Łukasz Piebiak znowu jest sędzią Sądu Rejonowego w Warszawie. Fot. Sławomir Kamiński / Agencja Gazeta
Wcześniej RMF FM podało, że sędzia Łukasz Piebiak będzie w pełnym wymiarze orzekał w sprawach, które podlegają pod jurysdykcję wydziału gospodarczego Sądu Rejonowego w Warszawie. To właśnie stąd cztery lata temu minister Zbigniew Ziobro delegował go do swojego resortu i mianował wiceministrem.

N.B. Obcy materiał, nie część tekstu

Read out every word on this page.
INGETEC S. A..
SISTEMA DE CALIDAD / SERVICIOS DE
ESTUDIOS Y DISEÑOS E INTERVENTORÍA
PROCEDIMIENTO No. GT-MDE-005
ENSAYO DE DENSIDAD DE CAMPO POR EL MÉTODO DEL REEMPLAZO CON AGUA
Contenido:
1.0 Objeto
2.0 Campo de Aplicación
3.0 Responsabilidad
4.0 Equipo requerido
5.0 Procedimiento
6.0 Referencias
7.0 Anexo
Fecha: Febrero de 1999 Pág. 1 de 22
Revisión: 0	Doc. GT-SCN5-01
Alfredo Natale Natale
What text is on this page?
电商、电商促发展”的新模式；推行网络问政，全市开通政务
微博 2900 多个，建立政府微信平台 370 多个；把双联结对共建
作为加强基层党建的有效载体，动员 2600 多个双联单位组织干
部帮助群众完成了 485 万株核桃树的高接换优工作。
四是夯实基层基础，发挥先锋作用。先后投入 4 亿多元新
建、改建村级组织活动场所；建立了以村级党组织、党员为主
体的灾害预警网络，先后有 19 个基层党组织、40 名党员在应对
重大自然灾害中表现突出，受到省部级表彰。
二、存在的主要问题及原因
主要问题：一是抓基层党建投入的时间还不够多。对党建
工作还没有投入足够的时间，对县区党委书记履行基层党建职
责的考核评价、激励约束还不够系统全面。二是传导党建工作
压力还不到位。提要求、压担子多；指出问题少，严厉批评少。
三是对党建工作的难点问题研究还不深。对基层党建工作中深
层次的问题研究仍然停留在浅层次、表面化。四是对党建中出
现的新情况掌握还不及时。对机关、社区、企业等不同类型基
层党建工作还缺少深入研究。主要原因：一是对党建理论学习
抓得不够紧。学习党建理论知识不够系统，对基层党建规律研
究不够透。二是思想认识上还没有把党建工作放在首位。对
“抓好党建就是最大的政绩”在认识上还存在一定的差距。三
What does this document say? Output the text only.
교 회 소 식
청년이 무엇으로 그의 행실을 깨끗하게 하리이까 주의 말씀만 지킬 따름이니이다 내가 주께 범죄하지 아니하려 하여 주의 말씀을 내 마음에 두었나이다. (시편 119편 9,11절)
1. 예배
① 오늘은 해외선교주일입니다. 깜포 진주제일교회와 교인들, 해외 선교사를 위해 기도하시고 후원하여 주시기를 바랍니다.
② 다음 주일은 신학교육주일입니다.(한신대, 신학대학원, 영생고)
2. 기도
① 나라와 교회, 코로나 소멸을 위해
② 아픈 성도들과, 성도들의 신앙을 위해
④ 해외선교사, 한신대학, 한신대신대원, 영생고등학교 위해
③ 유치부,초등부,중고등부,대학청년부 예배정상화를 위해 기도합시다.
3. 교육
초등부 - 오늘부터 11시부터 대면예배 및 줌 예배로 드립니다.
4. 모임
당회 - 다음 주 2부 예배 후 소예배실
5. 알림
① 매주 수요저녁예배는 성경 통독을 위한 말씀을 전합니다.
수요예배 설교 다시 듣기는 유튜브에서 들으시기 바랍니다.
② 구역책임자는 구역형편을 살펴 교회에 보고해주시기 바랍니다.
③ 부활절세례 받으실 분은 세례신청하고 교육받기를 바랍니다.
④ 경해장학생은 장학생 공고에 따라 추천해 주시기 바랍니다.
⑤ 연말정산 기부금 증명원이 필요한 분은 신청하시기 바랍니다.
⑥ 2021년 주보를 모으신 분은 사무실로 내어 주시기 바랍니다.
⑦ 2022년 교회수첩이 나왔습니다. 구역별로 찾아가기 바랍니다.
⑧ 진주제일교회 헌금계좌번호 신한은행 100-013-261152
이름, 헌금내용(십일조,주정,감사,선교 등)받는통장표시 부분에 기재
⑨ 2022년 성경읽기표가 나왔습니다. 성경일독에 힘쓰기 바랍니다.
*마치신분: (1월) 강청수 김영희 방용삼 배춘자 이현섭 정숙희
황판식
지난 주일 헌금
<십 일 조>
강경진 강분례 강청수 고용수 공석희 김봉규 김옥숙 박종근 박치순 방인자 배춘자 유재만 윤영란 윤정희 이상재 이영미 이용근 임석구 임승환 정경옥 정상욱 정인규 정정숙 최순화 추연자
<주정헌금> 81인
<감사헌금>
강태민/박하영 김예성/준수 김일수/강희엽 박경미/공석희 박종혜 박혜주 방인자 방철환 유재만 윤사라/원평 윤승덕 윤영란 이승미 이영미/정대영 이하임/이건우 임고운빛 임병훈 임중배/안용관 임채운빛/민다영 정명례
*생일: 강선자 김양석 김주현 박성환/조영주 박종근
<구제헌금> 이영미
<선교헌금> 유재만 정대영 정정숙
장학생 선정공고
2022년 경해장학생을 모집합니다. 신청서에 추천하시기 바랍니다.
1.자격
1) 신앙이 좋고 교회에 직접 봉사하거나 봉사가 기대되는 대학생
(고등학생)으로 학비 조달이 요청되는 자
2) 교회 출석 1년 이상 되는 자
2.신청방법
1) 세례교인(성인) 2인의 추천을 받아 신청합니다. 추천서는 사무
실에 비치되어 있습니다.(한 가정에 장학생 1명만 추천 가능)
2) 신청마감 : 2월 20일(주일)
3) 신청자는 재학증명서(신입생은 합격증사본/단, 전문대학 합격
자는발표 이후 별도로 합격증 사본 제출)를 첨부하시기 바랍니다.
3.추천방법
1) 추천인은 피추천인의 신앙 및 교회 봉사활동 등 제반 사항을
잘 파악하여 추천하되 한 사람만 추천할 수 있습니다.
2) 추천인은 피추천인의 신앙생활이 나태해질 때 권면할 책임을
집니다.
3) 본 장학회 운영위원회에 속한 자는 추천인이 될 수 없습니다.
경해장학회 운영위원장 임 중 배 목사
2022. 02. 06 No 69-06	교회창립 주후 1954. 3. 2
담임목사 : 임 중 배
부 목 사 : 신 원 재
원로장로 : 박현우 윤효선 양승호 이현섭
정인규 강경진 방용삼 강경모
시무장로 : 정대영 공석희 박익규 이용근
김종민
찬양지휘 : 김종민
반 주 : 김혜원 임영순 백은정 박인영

Dziennikarze dotarli do formularza podziału czynności SR w Warszawie, który potwierdzał, że Piebiak wraca do pracy i miał rozpatrywać, prowadzić przydzielone mu rozprawy oraz zastępować pozostałych sześciu sędziów wydziału. Jego obowiązki zostały zaakceptowane przez Kolegium Sądu Okręgowego dwa dni temu, ale sędziowie wnieśli o zawieszenie byłego wiceministra w czynnościach.


Ich wniosek mógł jednak rozpatrzyć jedynie prezes sądu, ale ten jest na urlopie, więc Piebiak mógłby wziąć się do roboty już teraz. Jest jednak jedno "ale". Od dzisiaj do 30 listopada sędzia będzie przebywał na urlopie. Nie wiadomo więc, czy po tym okresie nadal będzie mowa o jego powrocie do orzekania. Można jednak przypuszczać, że to zagrywka PiS, które czeka na rezultaty wyborów i do tego czasu chce pozbyć się kłopotliwego, byłego wiceministra. Przypomnijmy, że Łukasz Piebiak podał się do dymisji po tym, jak portal Onet.pl opublikował jego domniemane kontakty z hejterką Emilią, która pomagała w oczernianiu sędziów wrogich obozowi "dobrej zmiany".